Исповедь преступника (Дюма-сын) - страница 40

— Что такое?

— Бюст, который ты прислал нам в Польшу, заложен с разными другими вещами.

— Сколько раз предлагал я выкупить их!

— Мама не хотела. В последнюю поездку она не застала господина, ссудившего нас деньгами. Это жид, ростовщик. Но она оставила сумму долга друзьям, прося их выкупить вещи. Таким образом мы все вернули, но бюст я послала в подарок сестре. Ты не сердишься?

— Нисколько, друг мой.

— Все-таки сестра помогала нам в былое время. Я рада, что ты не бранишь меня!

— Да полно, душа моя, за что же бранить?

Два месяца спустя, в день своих именин, Иза говорит:

— Знаешь, я сделала выгодную аферу, подарив бюст сестре! Вот даже не предполагала-то!

И, открыв роскошный футляр, она показала мне богатейшее бриллиантовое ожерелье.

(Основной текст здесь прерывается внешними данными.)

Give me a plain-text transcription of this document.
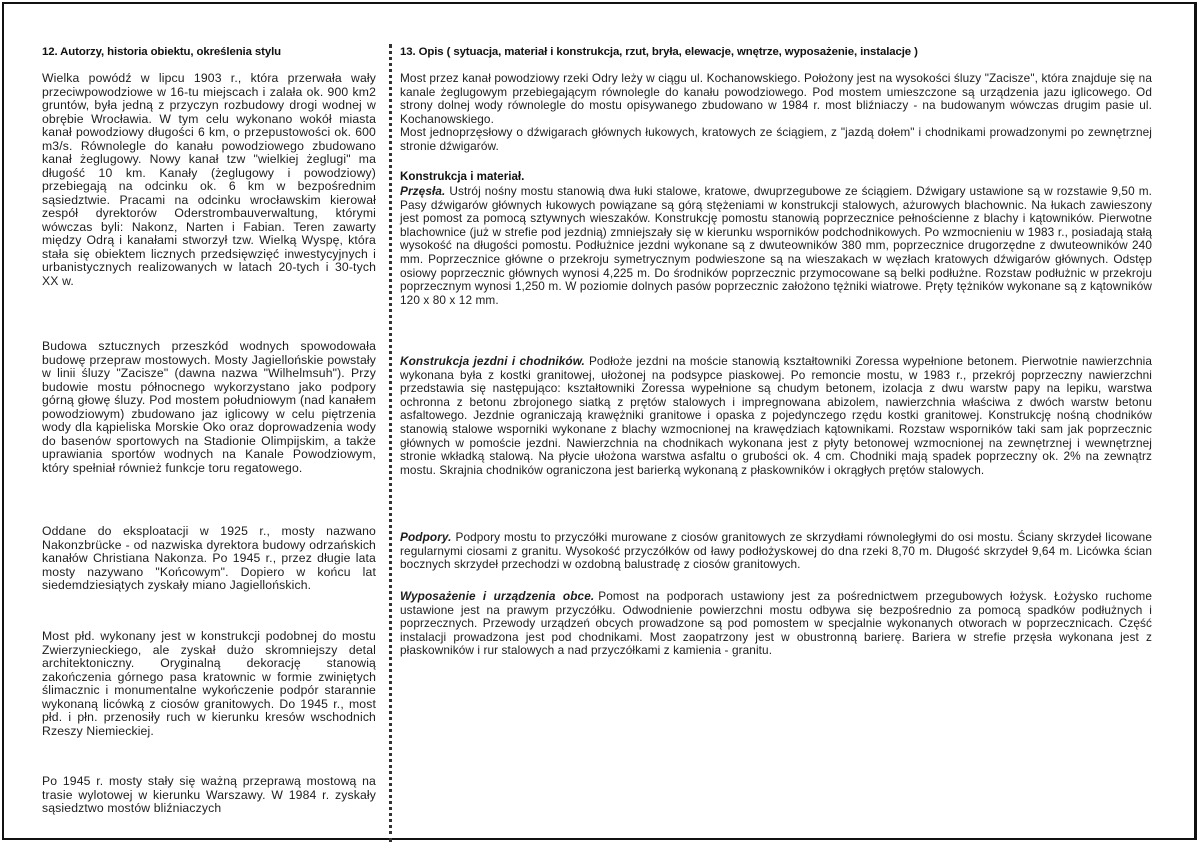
12. Autorzy, historia obiektu, określenia stylu

Wielka powódź w lipcu 1903 r., która przerwała wały przeciwpowodziowe w 16-tu miejscach i zalała ok. 900 km2 gruntów, była jedną z przyczyn rozbudowy drogi wodnej w obrębie Wrocławia. W tym celu wykonano wokół miasta kanał powodziowy długości 6 km, o przepustowości ok. 600 m3/s. Równolegle do kanału powodziowego zbudowano kanał żeglugowy. Nowy kanał tzw "wielkiej żeglugi" ma długość 10 km. Kanały (żeglugowy i powodziowy) przebiegają na odcinku ok. 6 km w bezpośrednim sąsiedztwie. Pracami na odcinku wrocławskim kierował zespół dyrektorów Oderstrombauverwaltung, którymi wówczas byli: Nakonz, Narten i Fabian. Teren zawarty między Odrą i kanałami stworzył tzw. Wielką Wyspę, która stała się obiektem licznych przedsięwzięć inwestycyjnych i urbanistycznych realizowanych w latach 20-tych i 30-tych XX w.

Budowa sztucznych przeszkód wodnych spowodowała budowę przepraw mostowych. Mosty Jagiellońskie powstały w linii śluzy "Zacisze" (dawna nazwa "Wilhelmsuh"). Przy budowie mostu północnego wykorzystano jako podpory górną głowę śluzy. Pod mostem południowym (nad kanałem powodziowym) zbudowano jaz iglicowy w celu piętrzenia wody dla kąpieliska Morskie Oko oraz doprowadzenia wody do basenów sportowych na Stadionie Olimpijskim, a także uprawiania sportów wodnych na Kanale Powodziowym, który spełniał również funkcje toru regatowego.

Oddane do eksploatacji w 1925 r., mosty nazwano Nakonzbrücke - od nazwiska dyrektora budowy odrzańskich kanałów Christiana Nakonza. Po 1945 r., przez długie lata mosty nazywano "Końcowym". Dopiero w końcu lat siedemdziesiątych zyskały miano Jagiellońskich.

Most płd. wykonany jest w konstrukcji podobnej do mostu Zwierzynieckiego, ale zyskał dużo skromniejszy detal architektoniczny. Oryginalną dekorację stanowią zakończenia górnego pasa kratownic w formie zwiniętych ślimacznic i monumentalne wykończenie podpór starannie wykonaną licówką z ciosów granitowych. Do 1945 r., most płd. i płn. przenosiły ruch w kierunku kresów wschodnich Rzeszy Niemieckiej.

Po 1945 r. mosty stały się ważną przeprawą mostową na trasie wylotowej w kierunku Warszawy. W 1984 r. zyskały sąsiedztwo mostów bliźniaczych

13. Opis ( sytuacja, materiał i konstrukcja, rzut, bryła, elewacje, wnętrze, wyposażenie, instalacje )

Most przez kanał powodziowy rzeki Odry leży w ciągu ul. Kochanowskiego. Położony jest na wysokości śluzy "Zacisze", która znajduje się na kanale żeglugowym przebiegającym równolegle do kanału powodziowego. Pod mostem umieszczone są urządzenia jazu iglicowego. Od strony dolnej wody równolegle do mostu opisywanego zbudowano w 1984 r. most bliźniaczy - na budowanym wówczas drugim pasie ul. Kochanowskiego.
Most jednoprzęsłowy o dźwigarach głównych łukowych, kratowych ze ściągiem, z "jazdą dołem" i chodnikami prowadzonymi po zewnętrznej stronie dźwigarów.

Konstrukcja i materiał.

Przęsła. Ustrój nośny mostu stanowią dwa łuki stalowe, kratowe, dwuprzegubowe ze ściągiem. Dźwigary ustawione są w rozstawie 9,50 m. Pasy dźwigarów głównych łukowych powiązane są górą stężeniami w konstrukcji stalowych, ażurowych blachownic. Na łukach zawieszony jest pomost za pomocą sztywnych wieszaków. Konstrukcję pomostu stanowią poprzecznice pełnościenne z blachy i kątowników. Pierwotne blachownice (już w strefie pod jezdnią) zmniejszały się w kierunku wsporników podchodnikowych. Po wzmocnieniu w 1983 r., posiadają stałą wysokość na długości pomostu. Podłużnice jezdni wykonane są z dwuteowników 380 mm, poprzecznice drugorzędne z dwuteowników 240 mm. Poprzecznice główne o przekroju symetrycznym podwieszone są na wieszakach w węzłach kratowych dźwigarów głównych. Odstęp osiowy poprzecznic głównych wynosi 4,225 m. Do środników poprzecznic przymocowane są belki podłużne. Rozstaw podłużnic w przekroju poprzecznym wynosi 1,250 m. W poziomie dolnych pasów poprzecznic założono tężniki wiatrowe. Pręty tężników wykonane są z kątowników 120 x 80 x 12 mm.

Konstrukcja jezdni i chodników. Podłoże jezdni na moście stanowią kształtowniki Zoressa wypełnione betonem. Pierwotnie nawierzchnia wykonana była z kostki granitowej, ułożonej na podsypce piaskowej. Po remoncie mostu, w 1983 r., przekrój poprzeczny nawierzchni przedstawia się następująco: kształtowniki Zoressa wypełnione są chudym betonem, izolacja z dwu warstw papy na lepiku, warstwa ochronna z betonu zbrojonego siatką z prętów stalowych i impregnowana abizolem, nawierzchnia właściwa z dwóch warstw betonu asfaltowego. Jezdnie ograniczają krawężniki granitowe i opaska z pojedynczego rzędu kostki granitowej. Konstrukcję nośną chodników stanowią stalowe wsporniki wykonane z blachy wzmocnionej na krawędziach kątownikami. Rozstaw wsporników taki sam jak poprzecznic głównych w pomoście jezdni. Nawierzchnia na chodnikach wykonana jest z płyty betonowej wzmocnionej na zewnętrznej i wewnętrznej stronie wkładką stalową. Na płycie ułożona warstwa asfaltu o grubości ok. 4 cm. Chodniki mają spadek poprzeczny ok. 2% na zewnątrz mostu. Skrajnia chodników ograniczona jest barierką wykonaną z płaskowników i okrągłych prętów stalowych.

Podpory. Podpory mostu to przyczółki murowane z ciosów granitowych ze skrzydłami równoległymi do osi mostu. Ściany skrzydeł licowane regularnymi ciosami z granitu. Wysokość przyczółków od ławy podłożyskowej do dna rzeki 8,70 m. Długość skrzydeł 9,64 m. Licówka ścian bocznych skrzydeł przechodzi w ozdobną balustradę z ciosów granitowych.

Wyposażenie i urządzenia obce. Pomost na podporach ustawiony jest za pośrednictwem przegubowych łożysk. Łożysko ruchome ustawione jest na prawym przyczółku. Odwodnienie powierzchni mostu odbywa się bezpośrednio za pomocą spadków podłużnych i poprzecznych. Przewody urządzeń obcych prowadzone są pod pomostem w specjalnie wykonanych otworach w poprzecznicach. Część instalacji prowadzona jest pod chodnikami. Most zaopatrzony jest w obustronną barierę. Bariera w strefie przęsła wykonana jest z płaskowników i rur stalowych a nad przyczółkami z kamienia - granitu.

— Это сестра прислала тебе?

— Кто же еще? Вот и письмо. Прелюбезное!

В письме изъявлялась благодарность за бюст и льстивые комплименты по моему адресу.

— А я подарю тебе серьги к этому ожерелью! — вмешалась графиня, присутствовавшая при разговоре.

— Но, мама, подходящие серьги будут стоить не менее 12 000 франков. Сумма твоего годового дохода!

— Ты забываешь Старковскую землю!

— Как, тебе ее возвратят?

— Непременно. Я ее продам, и все деньги тебе, дитя мое, вам обоим!

Я не хотел оставаться в долгу перед сестрой Изы и подарил мраморную статую, которую жена моя взялась переслать.

И так явились дорогие серьги.

Шесть недель спустя, возвратившись с прогулки, Иза небрежно заявляет:

— Отгадай, кого мы встретили?

— Не знаю. Знакомого мне?

— По имени и по моим рассказам. Да нет! Не догадаешься… Сержа!

— Разговаривала с ним? — тревожно осведомился я.

— Да! Как он был смущен! Жаль, что ты не мог видеть. Смех! Он ведь намеревался покончить с собой от отчаяния, а между тем жив и здоров! Я не удержалась и захохотала ему в глаза. Но он, как человек благовоспитанный, ни слова не намекнул о прошлом.

— Надеюсь, что ты не звала его к нам?

— Нет. Но ведь он для меня не существует, это все равно. Хорошо ли я сделала, что рассказала тебе об этой встрече?

— Конечно, хорошо! Поцелуй меня!

Она немедленно переменила мотив разговора, обращая мое внимание на подробности своей прогулки с кормилицей, на массу публики на улицах.

XXXIII

Некоторое время спустя после этой сцены я вернулся откуда-то домой и, направляясь к дверям жениного будуара, услыхал ее голос, резко говоривший:

— Ах, наплевать! Она мне надоела до черта!

Такие непривычные выражения неприятно подействовали на меня. Я вошел.

— О ком это ты говоришь? — обратился я к Изе.

— Мы толкуем о горничной! — поспешно объяснила графиня, сидевшая вдвоем с дочерью.